Ce qui pourrait être un sans faute parfait n'est entaché que par ce qui s'impose tout simplement comme la pire scène de toute la saison (et de loin!) d'un nase achevé à absolument tous les niveaux, à savoir le cliffhanger de l'avant dernier épisode lors du retour d'Angel. Franchement cette fin de saison a beau être parfaitement écrite en dehors de ça, et la scène que partagent Buffy et Angel dans le dernier épisode plutôt très réussie, c'est difficilement pardonnable.
Le succès de ces résolutions, aussi, c'est de savoir ne pas en faire trop. Souvent une scène suffit. Particulièrement dans le dernier épisode, c'est parfois même une simple image, forte.
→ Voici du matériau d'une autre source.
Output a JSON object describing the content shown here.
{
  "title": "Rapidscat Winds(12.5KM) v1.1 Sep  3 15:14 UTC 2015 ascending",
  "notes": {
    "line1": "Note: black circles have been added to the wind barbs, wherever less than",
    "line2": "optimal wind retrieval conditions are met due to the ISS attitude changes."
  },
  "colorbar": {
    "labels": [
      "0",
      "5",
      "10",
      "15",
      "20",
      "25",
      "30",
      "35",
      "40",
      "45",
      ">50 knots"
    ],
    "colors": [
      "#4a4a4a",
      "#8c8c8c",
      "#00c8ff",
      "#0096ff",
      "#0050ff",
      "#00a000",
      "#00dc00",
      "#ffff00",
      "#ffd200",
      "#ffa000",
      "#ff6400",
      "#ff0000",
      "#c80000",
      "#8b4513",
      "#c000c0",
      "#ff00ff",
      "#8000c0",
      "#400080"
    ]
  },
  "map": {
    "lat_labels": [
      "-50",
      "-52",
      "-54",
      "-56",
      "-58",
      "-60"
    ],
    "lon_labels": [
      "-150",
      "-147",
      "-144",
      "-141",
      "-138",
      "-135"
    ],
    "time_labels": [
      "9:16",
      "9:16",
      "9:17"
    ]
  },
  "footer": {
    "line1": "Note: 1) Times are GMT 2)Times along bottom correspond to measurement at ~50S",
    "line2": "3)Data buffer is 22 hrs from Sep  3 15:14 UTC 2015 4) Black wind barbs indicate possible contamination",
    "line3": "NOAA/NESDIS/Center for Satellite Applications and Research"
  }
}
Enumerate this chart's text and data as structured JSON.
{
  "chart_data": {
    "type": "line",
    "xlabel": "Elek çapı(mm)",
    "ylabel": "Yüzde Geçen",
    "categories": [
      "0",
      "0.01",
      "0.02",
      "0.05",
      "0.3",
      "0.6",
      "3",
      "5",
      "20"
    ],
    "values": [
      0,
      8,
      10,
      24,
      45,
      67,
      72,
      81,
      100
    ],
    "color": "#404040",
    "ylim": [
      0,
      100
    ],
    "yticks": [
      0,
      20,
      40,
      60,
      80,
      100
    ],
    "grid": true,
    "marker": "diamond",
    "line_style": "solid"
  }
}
Whedon livre en effet un script de haute tenue, particulièrement visuel, tel qu'on aimerait en voir un peu plus souvent, surtout à la télévision. Il n'est pas utile d'entrer trop dans les détails de ce dernier épisode. Disons simplement que je pense notamment à des images concernant Willow ou Buffy et Spike.
Pour conclure, je crois que je vais avoir du mal à cacher mon enthousiasme pour cette saison, d'autant qu'il s'est assez largement affirmé en fin de saison, alors que l'équipe créative faisait quelques choix drastiques, demandant un certain niveau d'exigence (je suis sûr que certains vont pas mal s'ennuyer). La série aura vraiment su se reposer sur ses bases, et offrir le meilleur d'elle même aussi bien dans l'humour que dans la douleur et la cruauté (on a encore tous mal pour Xander...).
Cette saison 7 n'aura pas été totalement exempte de défaut, mais elle n'en aura pas moins été brillante, et surtout une résolution parfaite pour une série inégale, mais qui savait générer l'enthousiasme.